Posted by: Hammer / 7:48 AM

The New York Times: Onscreen, It's the Season of Cynicism
Whatever happened to tidings of comfort and joy?"

With movies like "Surviving Christmas," "Christmas With the Kranks" and last year's hit "Bad Santa," Christmas - according to Hollywood - has become something to endure rather than celebrate, and that sentiment is breeding a whole new genre of anti-holiday holiday movies. ....

The themes are hardly unusual. Last year's theatrical hit (and this year's hit on DVD) "Elf" features Will Ferrell as a Candide-like believer in Christmas cheer who encounters nothing but cynicism and scowls on his jaunt through Yuletide Manhattan. And in "Bad Santa," Santa is actually the bad guy - a con artist out to rob a department store on Christmas Eve. ...

Nowadays, "you make fun of Christmas," said the film historian David Thomson, who has just published a history of the industry called "The Whole Equation" (Alfred A. Knopf). "I think it's more current now to say that Christmas is this dreadful family occasion where relatives who don't like each other come together and get drunk and start fighting. A lot of Christmas movies are rather like that."

The old-time genre of sincere, values-oriented Christmas movies still exists, but it seems to have migrated from the silver screen to television, where James Stewart appears faithfully every year, and where this season viewers can tune in to the latest treacly tales, like NBC's recent musical version of "A Christmas Carol" and, on CBS, "A Very Married Christmas" and "When Angels Come to Town."

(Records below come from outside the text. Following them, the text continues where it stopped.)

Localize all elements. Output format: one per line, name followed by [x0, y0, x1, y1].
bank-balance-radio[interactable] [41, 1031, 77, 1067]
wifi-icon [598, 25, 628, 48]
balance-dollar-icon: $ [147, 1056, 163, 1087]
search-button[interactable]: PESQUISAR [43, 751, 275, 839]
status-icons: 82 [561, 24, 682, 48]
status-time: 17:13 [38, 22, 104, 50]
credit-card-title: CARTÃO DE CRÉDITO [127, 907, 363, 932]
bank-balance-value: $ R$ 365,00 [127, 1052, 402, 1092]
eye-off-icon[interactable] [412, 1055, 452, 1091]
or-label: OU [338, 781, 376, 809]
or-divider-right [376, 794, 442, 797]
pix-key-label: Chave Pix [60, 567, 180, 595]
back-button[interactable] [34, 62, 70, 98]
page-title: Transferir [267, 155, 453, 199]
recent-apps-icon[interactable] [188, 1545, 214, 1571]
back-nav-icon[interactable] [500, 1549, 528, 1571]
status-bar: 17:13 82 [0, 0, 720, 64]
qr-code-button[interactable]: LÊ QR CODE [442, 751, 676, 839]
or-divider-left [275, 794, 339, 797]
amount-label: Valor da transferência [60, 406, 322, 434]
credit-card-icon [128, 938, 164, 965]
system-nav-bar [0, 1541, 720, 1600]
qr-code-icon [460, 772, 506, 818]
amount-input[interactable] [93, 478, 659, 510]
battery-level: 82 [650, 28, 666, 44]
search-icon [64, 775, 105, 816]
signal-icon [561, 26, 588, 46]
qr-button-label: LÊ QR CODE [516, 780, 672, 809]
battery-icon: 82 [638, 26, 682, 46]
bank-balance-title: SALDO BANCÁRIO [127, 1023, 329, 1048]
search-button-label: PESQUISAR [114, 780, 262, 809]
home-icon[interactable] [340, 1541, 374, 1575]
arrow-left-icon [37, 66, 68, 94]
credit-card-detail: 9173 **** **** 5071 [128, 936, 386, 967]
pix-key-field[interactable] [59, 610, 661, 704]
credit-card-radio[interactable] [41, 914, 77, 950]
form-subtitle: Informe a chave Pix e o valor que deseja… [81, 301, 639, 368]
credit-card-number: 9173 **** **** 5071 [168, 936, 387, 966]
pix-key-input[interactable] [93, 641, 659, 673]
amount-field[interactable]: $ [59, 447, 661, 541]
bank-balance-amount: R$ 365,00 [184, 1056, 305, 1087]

Santa is a bad guy out to rob a department store? That is bad. The only thing worse would be if some half-monster, half-man dressed up as Santa Claus and set out to rob every store in a peaceful little town. That's a show that just could not have been made in 1966.

A single believer who faces nothing but cynicism? That's a show that couldn't be made in 1965 about a round-headed kid whose simple beliefs are overwhelmed by the commercialism of Christmas.

I'm sure it's only a matter of time before those Hollywood liberals make a movie about the real Santa Claus coming to New York City, but a femi-Nazi and her daughter refuse to believe in him while some out-of-control trial lawyers try to lock him away in an asylum. That's a story that couldn't be told in 1947.